Saturday, March 29, 2008


A demand Iraqi President Nuri alMaliki that Shiite militia members in Basra surrender their weapons seems to have backfired. (via Eschaton).

When nobody had turned up by Friday, Maliki gave members of radical Shiite cleric Muqtada Sadr's Mahdi Army militia 10 more days to turn in their weapons and renounce violence.

Instead, about 40 members of the Shiite-dominated Iraqi army and National Police offered to surrender their AK-47s and other weapons this morning to Sadr's representatives in the cleric's east Baghdad stronghold of Sadr City.

- Murphy

Basra Offensive

The Iraqi government's growing assault on militia forces in Basra had been expected for some time. The actual timing of the assault, however, has reportedly caught the United States by surprise.

That is generally believable except for that the British newspaper the Independent reported on March 20th statements by an Iraqi military leader saying that the Iraqi military were about to do just what they are doing.

That American forces on the ground would be unaware of such statements by the Iraqi general in charge of security for Southern Iraq is unlikely, so why let the story hang out there unanswered?

Two possibilities come to mind: the U.S. was not interested in preventing the action, or they were unable to.

The fact that Moqtada al Sadr, whose forces and allies are facing the brunt of the Iraqi government's attack, has yet to lift his cease-fire order adds an intriguing twist to the calculus. 

The decision by the powerful Shiite leader to impose a cease-fire has led to a far quieter period in Iraq than there otherwise would have been. U.S. and Iraqi government forces have been freed up to turn their attention towards the Sunni militias, often in cooperation (tacit or overt) with the Shiite militias they were once battling (Sadr led his forces, the Mahdi army, and others in two uprisings against the U.S. military).

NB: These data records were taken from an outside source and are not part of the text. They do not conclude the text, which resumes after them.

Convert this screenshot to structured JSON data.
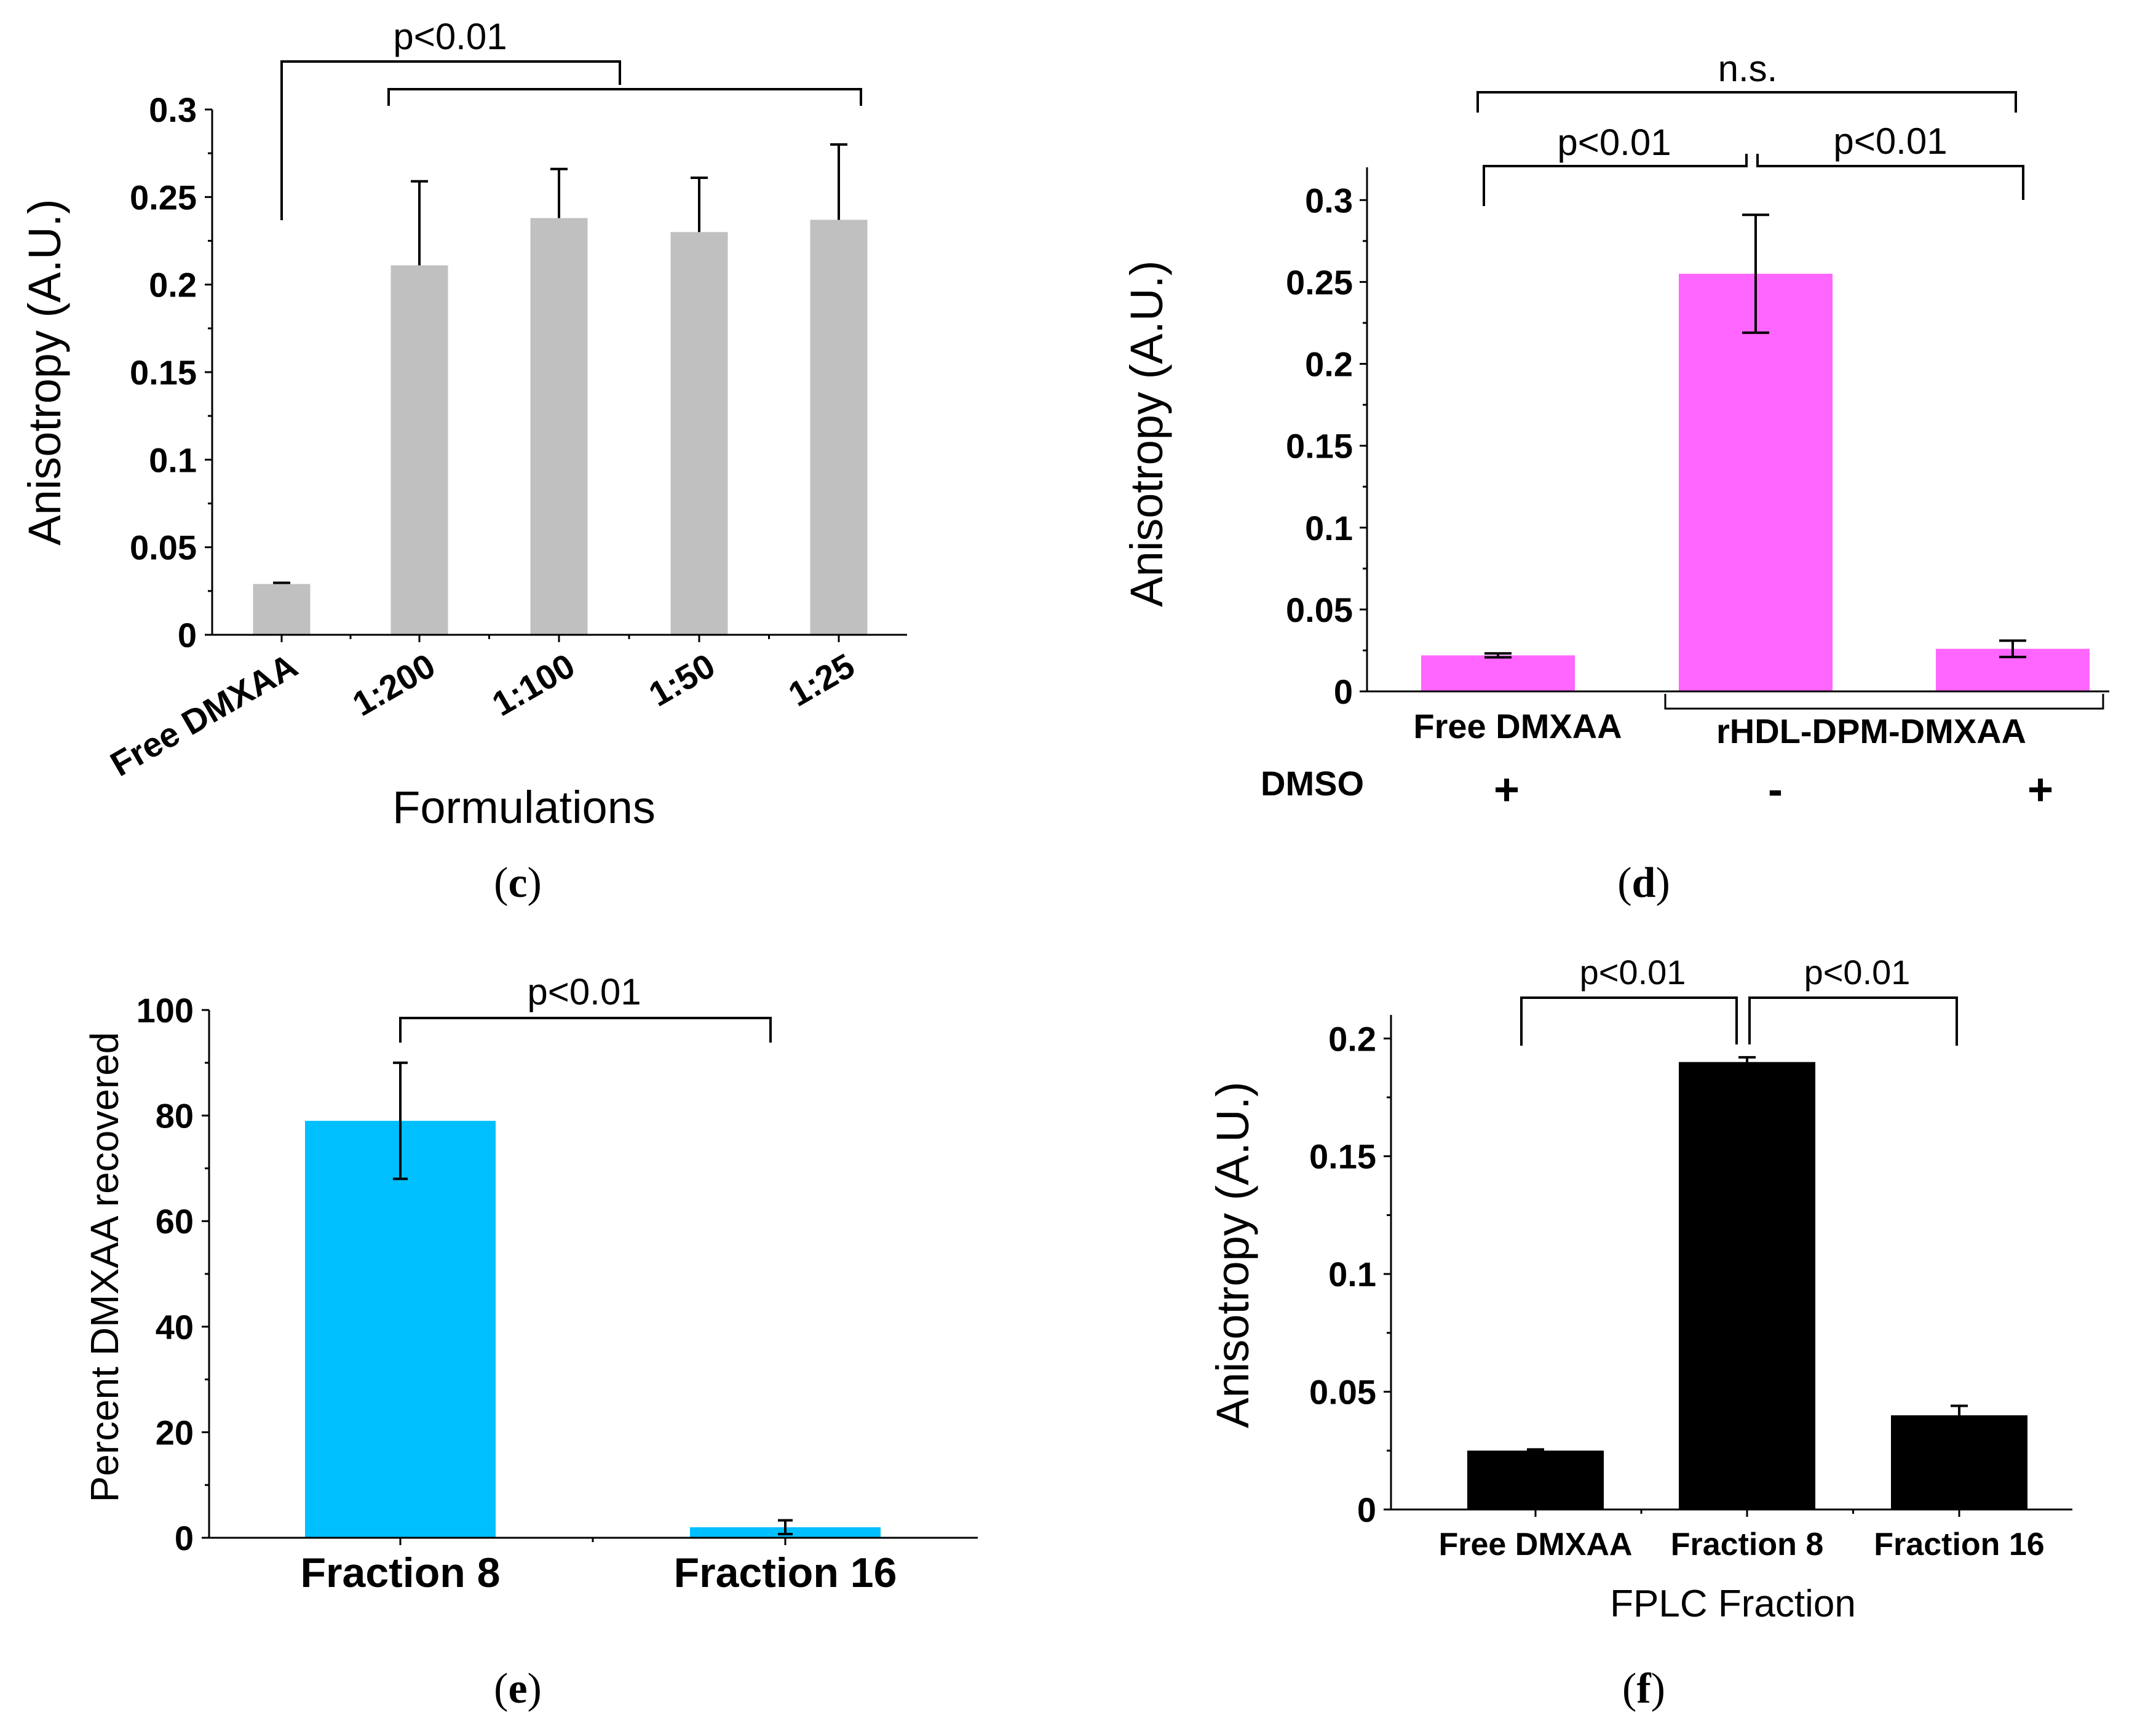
{
  "chart_data": [
    {
      "id": "c",
      "type": "bar",
      "caption": "c",
      "ylabel": "Anisotropy (A.U.)",
      "xlabel": "Formulations",
      "categories": [
        "Free DMXAA",
        "1:200",
        "1:100",
        "1:50",
        "1:25"
      ],
      "values": [
        0.029,
        0.211,
        0.238,
        0.23,
        0.237
      ],
      "errors": [
        0.0007,
        0.048,
        0.028,
        0.031,
        0.043
      ],
      "ylim": [
        0,
        0.3
      ],
      "yticks": [
        "0",
        "0.05",
        "0.1",
        "0.15",
        "0.2",
        "0.25",
        "0.3"
      ],
      "bar_color": "#c0c0c0",
      "significance": [
        {
          "label": "p<0.01",
          "from": "Free DMXAA",
          "to": "1:200 to 1:25 group"
        }
      ]
    },
    {
      "id": "d",
      "type": "bar",
      "caption": "d",
      "ylabel": "Anisotropy (A.U.)",
      "categories": [
        "Free DMXAA",
        "rHDL-DPM-DMXAA (DMSO -)",
        "rHDL-DPM-DMXAA (DMSO +)"
      ],
      "values": [
        0.022,
        0.255,
        0.026
      ],
      "errors": [
        0.0012,
        0.036,
        0.005
      ],
      "ylim": [
        0,
        0.32
      ],
      "yticks": [
        "0",
        "0.05",
        "0.1",
        "0.15",
        "0.2",
        "0.25",
        "0.3"
      ],
      "group_labels": [
        "Free DMXAA",
        "rHDL-DPM-DMXAA"
      ],
      "dmso_row_label": "DMSO",
      "dmso_values": [
        "+",
        "-",
        "+"
      ],
      "bar_color": "#ff66ff",
      "significance": [
        {
          "label": "p<0.01",
          "from": "Free DMXAA",
          "to": "rHDL-DPM-DMXAA (DMSO -)"
        },
        {
          "label": "p<0.01",
          "from": "rHDL-DPM-DMXAA (DMSO -)",
          "to": "rHDL-DPM-DMXAA (DMSO +)"
        },
        {
          "label": "n.s.",
          "from": "Free DMXAA",
          "to": "rHDL-DPM-DMXAA (DMSO +)"
        }
      ]
    },
    {
      "id": "e",
      "type": "bar",
      "caption": "e",
      "ylabel": "Percent DMXAA recovered",
      "categories": [
        "Fraction 8",
        "Fraction 16"
      ],
      "values": [
        79,
        2
      ],
      "errors": [
        11,
        1.3
      ],
      "ylim": [
        0,
        100
      ],
      "yticks": [
        "0",
        "20",
        "40",
        "60",
        "80",
        "100"
      ],
      "bar_color": "#00bfff",
      "significance": [
        {
          "label": "p<0.01",
          "from": "Fraction 8",
          "to": "Fraction 16"
        }
      ]
    },
    {
      "id": "f",
      "type": "bar",
      "caption": "f",
      "ylabel": "Anisotropy (A.U.)",
      "xlabel": "FPLC Fraction",
      "categories": [
        "Free DMXAA",
        "Fraction 8",
        "Fraction 16"
      ],
      "values": [
        0.025,
        0.19,
        0.04
      ],
      "errors": [
        0.0005,
        0.002,
        0.004
      ],
      "ylim": [
        0,
        0.21
      ],
      "yticks": [
        "0",
        "0.05",
        "0.1",
        "0.15",
        "0.2"
      ],
      "bar_color": "#000000",
      "significance": [
        {
          "label": "p<0.01",
          "from": "Free DMXAA",
          "to": "Fraction 8"
        },
        {
          "label": "p<0.01",
          "from": "Fraction 8",
          "to": "Fraction 16"
        }
      ]
    }
  ]
}
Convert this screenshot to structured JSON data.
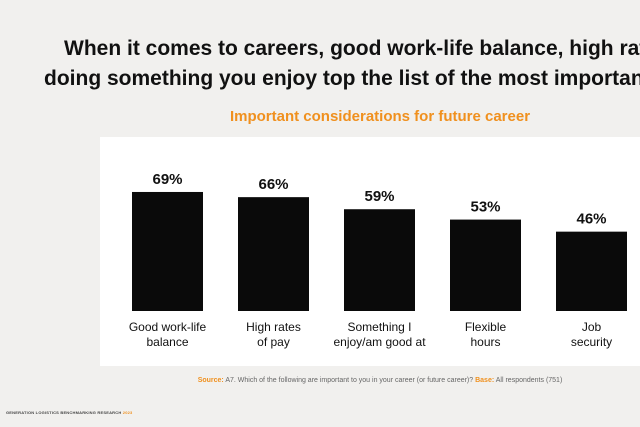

The government assault unraveled fairly quickly, however, and U.S. forces have become increasingly involved in supporting the fledgling military force.

Another aspect to Sadr's refusal to sanction action is he and his allies are direct political competitors with the current leadership of the government, Nuri al-Maliki and his Dawa party as well as the Supreme Islamic Iraqi Council (formerly the Supreme Council for Islamic Revolution in Iraq, SCIRI). They refused to participate in the last round of elections and have made no promises to the next round.

Given that the Shiite forces aligned with Sadr are now being attacked by a government whose legitimacy they do not recognize, their "official" neutrality may show some political cunning. The forces are certainly defending themselves, officially or not, and the government forces are unlikely to achieve any sort of victory barring intense American involvement.

Sadr is far more likely to come out ahead in such a match-up. He is unlikely to have any less friendly relations with the opposition and by staying above the fray even under the government's assault will only improve his image among Shiites sympathetic to him, or distrusting of the Maliki-led government.